Henry Kravis and Stephen Schwarzman never had an easier time getting the lowest interest rates on loans from their bankers.
Just three months after borrowing $12.8 billion to pay for hospital operator HCA Inc. in November, Kohlberg Kravis Roberts & Co. and its partners negotiated a new loan with lower rates. Schwarzman, chief executive officer of Blackstone Group LP, is doing the same for a $3.5 billion loan that financed the takeover of Freescale Semiconductor Inc., the mobile-phone-chip maker.
Leveraged buyout firms are leading borrowers refinancing $64 billion of loans so far this year, more than in all of 2006, according to ratings company Standard & Poor's.
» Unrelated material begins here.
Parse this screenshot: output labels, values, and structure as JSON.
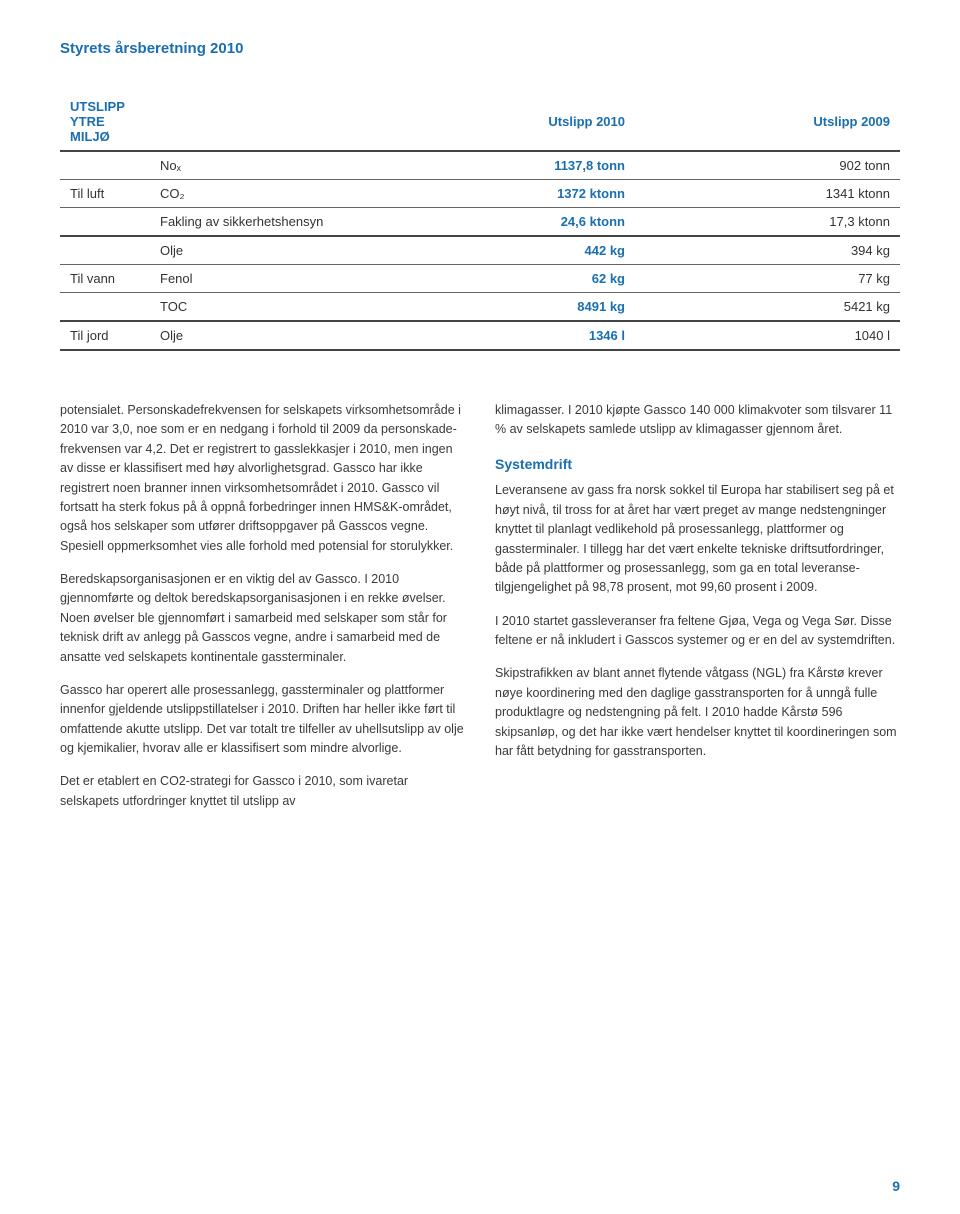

Banks are giving in and reducing rates because corporate defaults are near all- time lows.
"This is the best loan market for borrowers I have ever seen,'' said Kenneth Moore, a managing director at First Reserve Corp., a private equity firm in Greenwich, Connecticut, that manages more than $12.5 billion and specializes in buying energy companies.
Loans for companies rated four or five levels below investment grade yielded an average 2.26 percentage points more than the three-month London interbank offered rate in the week ending Feb. 15, S&P says. That gap over Libor, a lending benchmark, was the smallest ever and compared with more than 4 percentage points in 2003. The difference saves $17.4 million a year for every $1 billion a company borrows.

Oh. If you're keeping score at home, put another mark down under the column for "Private Equity Not In Trouble."